Crate differential_dataflow [] [src]

Differential dataflow is a high-throughput, low-latency data-parallel programming framework.

Differential dataflow programs are written in a collection-oriented style, where you transform collections of records using traditional operations like map, filter, join, and group_by. Differential dataflow also includes the less traditional operation iterate, which allows you to repeatedly apply differential dataflow transformations to collections.

Once you have defined a differential dataflow computation, you may then add records to or remove records from its inputs; the system will automatically update the computation's outputs with the appropriate corresponding additions and removals, and report these changes to you.

Differential dataflow is built on the timely dataflow framework for data-parallel programming which automatically parallelizes across multiple threads, processes, and computers. Furthermore, because it uses timely dataflow's primitives, it seamlessly inter-operates with other timely dataflow computations.

Differential dataflow is still very much a work in progress, with features and ergonomics still wildly in development. It is generally improving, though.

Examples

This fragment creates a collection of pairs of integers, imagined as graph edges, and then counts first the number of times the source coordinate occurs, and then the number of times each count occurs, giving us a sense for the distribution of degrees in the graph.

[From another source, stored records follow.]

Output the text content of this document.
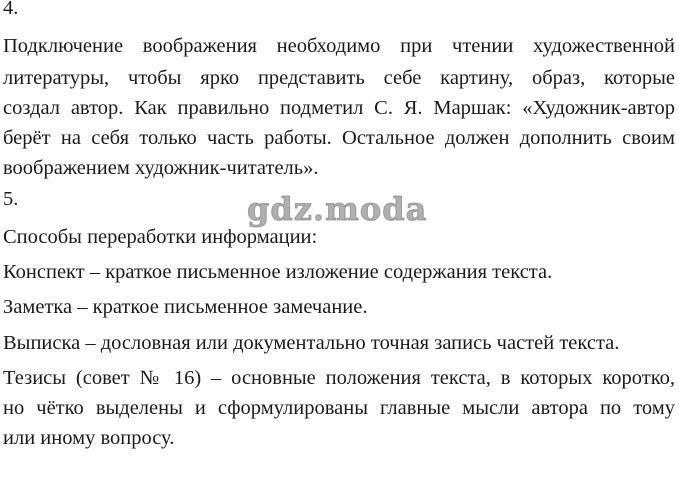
4.
Подключение воображения необходимо при чтении художественной
литературы, чтобы ярко представить себе картину, образ, которые
создал автор. Как правильно подметил С. Я. Маршак: «Художник-автор
берёт на себя только часть работы. Остальное должен дополнить своим
воображением художник-читатель».
5.	gdz.moda
Способы переработки информации:
Конспект – краткое письменное изложение содержания текста.
Заметка – краткое письменное замечание.
Выписка – дословная или документально точная запись частей текста.
Тезисы (совет № 16) – основные положения текста, в которых коротко,
но чётко выделены и сформулированы главные мысли автора по тому
или иному вопросу.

// create a a degree counting differential dataflow
let (mut input, probe) = worker.dataflow(|scope| {

    // create edge input, count a few ways.
    let (input, edges) = scope.new_collection();

    // extract the source field, and then count.
    let degrs = edges.map(|(src, _dst)| src)
                     .count();

    // extract the count field, and then count them.
    let distr = degrs.map(|(_src, cnt)| cnt)
                     .count();

    // report the changes to the count collection, notice when done.
    let probe = distr.inspect(|x| println!("observed: {:?}", x))
                     .probe();

    (input, probe)
});

Now assembled, we can drive the computation like a timely dataflow computation, by pushing update records (triples of data, time, and change in count) at the input stream handle. The probe is how timely dataflow tells us that we have seen all corresponding output updates (in case there are none).

loop {
    let time = input.epoch();
    for round in time .. time + 100 {
        input.advance_to(round);
        input.insert((round % 13, round % 7));
    }

    input.flush();
    while probe.less_than(input.time()) { 
       worker.step(); 
    }
}

This example should print out the 100 changes in the output, in this case each reflecting the increase of some node degree by one (typically four output changes, corresponding to the addition and deletion of the new and old counts of the old and new degrees of the affected node).

Reexports

pub use collection::Collection;
pub use collection::AsCollection;
pub use hashable::Hashable;
pub use difference::Diff;

Modules

collection

Types and traits associated with collections of data.

difference

A type that can be treated as a difference.

hashable

Traits and types related to the distribution of data.

input

Input sessions for simplified collection updates.

lattice

Partially ordered elements with a least upper bound.

operators

Specialize differential dataflow operators.

trace

Traits and datastructures representing a collection trace.

Traits

Data

A composite trait for data types usable in differential dataflow.